Dans ce document, l’organisation évoque des meurtres de civils, des violences sexuelles, des enlèvements ainsi que des recrutements forcés commis durant cette période. Selon le rapport, les combattants du M23 et les forces rwandaises auraient mené de véritables opérations de « porte-à-porte » visant principalement des hommes et des garçons accusés d’être liés aux groupes Wazalendo.
« Après avoir pris le contrôle d’Uvira, les combattants du M23 et les forces rwandaises sont allés de porte en porte pour tuer sommairement des hommes et des garçons et ont commis des viols et des enlèvements », a déclaré Philippe Bolopion. Il estime également que les abus documentés pourraient ne représenter qu’une partie des crimes commis. « Human Rights Watch a documenté de nombreux abus horribles, mais n’a peut-être qu’effleuré la surface.
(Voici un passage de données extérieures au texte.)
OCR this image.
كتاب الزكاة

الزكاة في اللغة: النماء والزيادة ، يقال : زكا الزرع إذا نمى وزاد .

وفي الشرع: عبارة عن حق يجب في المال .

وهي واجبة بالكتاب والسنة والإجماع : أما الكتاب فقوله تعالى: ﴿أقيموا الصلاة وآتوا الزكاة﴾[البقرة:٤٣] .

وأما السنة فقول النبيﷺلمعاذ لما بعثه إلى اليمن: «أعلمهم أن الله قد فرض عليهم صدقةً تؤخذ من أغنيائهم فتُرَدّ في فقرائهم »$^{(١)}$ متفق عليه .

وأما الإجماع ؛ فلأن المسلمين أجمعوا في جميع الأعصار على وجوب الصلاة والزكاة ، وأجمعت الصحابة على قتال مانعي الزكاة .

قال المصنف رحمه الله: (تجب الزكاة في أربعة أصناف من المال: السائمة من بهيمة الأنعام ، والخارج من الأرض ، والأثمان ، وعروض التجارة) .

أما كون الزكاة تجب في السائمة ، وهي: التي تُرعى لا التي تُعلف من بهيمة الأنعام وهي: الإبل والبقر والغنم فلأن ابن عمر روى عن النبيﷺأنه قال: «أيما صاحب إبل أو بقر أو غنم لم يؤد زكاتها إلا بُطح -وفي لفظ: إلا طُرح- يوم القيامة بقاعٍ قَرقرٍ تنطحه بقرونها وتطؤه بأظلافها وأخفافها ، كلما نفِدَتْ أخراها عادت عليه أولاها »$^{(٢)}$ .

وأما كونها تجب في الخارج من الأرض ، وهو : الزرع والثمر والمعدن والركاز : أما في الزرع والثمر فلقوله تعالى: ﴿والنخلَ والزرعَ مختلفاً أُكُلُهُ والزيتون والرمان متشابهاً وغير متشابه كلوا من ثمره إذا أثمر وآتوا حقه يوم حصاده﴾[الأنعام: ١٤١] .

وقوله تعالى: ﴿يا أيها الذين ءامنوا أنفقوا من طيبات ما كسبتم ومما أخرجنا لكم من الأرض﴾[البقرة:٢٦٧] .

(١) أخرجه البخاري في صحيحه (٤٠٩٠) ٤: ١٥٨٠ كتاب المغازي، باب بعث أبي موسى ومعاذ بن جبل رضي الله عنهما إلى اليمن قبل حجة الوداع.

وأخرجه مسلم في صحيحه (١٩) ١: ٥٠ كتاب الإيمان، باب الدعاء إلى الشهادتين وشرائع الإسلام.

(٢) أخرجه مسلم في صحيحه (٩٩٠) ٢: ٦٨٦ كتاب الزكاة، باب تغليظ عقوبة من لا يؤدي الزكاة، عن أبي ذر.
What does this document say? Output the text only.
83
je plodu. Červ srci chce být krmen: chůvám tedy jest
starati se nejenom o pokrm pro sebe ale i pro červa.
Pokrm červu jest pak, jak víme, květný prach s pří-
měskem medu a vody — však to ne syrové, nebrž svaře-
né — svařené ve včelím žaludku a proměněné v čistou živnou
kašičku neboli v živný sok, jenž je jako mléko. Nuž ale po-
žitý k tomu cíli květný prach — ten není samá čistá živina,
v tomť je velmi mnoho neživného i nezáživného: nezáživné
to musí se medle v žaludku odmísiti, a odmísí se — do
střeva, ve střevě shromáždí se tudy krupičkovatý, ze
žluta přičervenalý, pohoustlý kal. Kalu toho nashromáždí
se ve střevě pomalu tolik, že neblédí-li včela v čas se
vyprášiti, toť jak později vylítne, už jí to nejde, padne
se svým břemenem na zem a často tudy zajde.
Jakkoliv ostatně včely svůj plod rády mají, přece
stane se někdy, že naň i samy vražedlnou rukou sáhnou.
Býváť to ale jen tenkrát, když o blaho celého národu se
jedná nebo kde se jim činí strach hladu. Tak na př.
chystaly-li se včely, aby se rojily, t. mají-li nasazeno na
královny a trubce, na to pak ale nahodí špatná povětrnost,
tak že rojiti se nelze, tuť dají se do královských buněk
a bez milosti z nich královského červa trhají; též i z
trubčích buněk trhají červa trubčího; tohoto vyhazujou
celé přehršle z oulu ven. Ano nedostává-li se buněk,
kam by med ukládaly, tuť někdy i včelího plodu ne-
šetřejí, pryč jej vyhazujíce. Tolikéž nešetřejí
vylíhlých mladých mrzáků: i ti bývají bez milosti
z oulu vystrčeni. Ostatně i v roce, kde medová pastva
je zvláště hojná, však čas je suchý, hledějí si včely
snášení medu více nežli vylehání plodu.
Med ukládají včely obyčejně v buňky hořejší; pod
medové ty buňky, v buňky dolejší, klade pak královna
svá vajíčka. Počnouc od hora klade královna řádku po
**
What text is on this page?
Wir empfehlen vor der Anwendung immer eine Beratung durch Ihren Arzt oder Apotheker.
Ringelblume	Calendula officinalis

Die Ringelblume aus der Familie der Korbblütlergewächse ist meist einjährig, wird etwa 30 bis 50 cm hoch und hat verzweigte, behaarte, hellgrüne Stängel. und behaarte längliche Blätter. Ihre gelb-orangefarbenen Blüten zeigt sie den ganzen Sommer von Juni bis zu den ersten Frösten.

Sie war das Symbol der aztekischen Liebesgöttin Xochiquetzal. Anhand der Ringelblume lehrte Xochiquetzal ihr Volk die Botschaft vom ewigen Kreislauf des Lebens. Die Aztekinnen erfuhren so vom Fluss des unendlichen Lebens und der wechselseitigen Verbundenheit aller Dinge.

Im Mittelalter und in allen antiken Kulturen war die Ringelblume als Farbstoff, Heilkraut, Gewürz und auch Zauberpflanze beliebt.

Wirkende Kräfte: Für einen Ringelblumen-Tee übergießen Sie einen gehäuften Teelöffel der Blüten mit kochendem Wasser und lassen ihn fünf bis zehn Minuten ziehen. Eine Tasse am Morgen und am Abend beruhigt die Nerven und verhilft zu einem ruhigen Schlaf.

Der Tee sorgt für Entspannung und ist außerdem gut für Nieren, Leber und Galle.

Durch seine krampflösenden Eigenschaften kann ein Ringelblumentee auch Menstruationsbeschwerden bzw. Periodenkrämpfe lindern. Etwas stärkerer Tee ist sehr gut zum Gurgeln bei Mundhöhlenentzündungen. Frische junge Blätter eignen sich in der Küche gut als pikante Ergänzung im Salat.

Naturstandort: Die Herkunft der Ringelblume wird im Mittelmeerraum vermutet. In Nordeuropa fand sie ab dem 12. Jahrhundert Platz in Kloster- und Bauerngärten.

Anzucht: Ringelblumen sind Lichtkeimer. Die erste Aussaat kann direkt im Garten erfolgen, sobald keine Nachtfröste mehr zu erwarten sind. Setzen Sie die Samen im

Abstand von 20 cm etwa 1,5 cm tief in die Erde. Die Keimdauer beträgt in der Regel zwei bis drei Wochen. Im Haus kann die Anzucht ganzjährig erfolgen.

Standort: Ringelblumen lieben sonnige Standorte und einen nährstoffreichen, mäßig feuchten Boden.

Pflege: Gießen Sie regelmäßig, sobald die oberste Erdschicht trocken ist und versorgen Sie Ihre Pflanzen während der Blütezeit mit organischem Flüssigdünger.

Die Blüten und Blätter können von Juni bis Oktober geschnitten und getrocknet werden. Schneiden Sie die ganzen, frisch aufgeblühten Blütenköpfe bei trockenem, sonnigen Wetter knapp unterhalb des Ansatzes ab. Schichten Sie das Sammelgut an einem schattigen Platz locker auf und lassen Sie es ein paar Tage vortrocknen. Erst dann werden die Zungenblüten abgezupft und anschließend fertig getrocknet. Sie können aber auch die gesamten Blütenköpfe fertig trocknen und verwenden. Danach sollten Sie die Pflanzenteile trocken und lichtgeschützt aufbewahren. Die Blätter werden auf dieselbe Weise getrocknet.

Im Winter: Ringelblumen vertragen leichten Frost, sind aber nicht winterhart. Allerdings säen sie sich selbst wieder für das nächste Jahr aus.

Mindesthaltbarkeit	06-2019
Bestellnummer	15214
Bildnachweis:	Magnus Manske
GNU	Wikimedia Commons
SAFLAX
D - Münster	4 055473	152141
Des enquêtes pénales, notamment par la Cour pénale internationale, sont nécessaires pour garantir que ces crimes ne restent pas impunis », a-t-il ajouté.
Cette enquête, présentée comme la première investigation de terrain sur les exactions commises à Uvira durant l’occupation du M23 et des forces rwandaises, repose sur plus de 120 entretiens réalisés entre mars et avril 2026.
L’ONG affirme avoir transmis ses conclusions préliminaires au gouvernement rwandais ainsi qu’à Bertrand Bisimwa, sans obtenir de réponse.
Le rapport rappelle également que le 2 mars dernier, les États-Unis ont imposé des sanctions à des responsables de l’armée rwandaise pour leur implication présumée dans la prise et l’occupation d’Uvira.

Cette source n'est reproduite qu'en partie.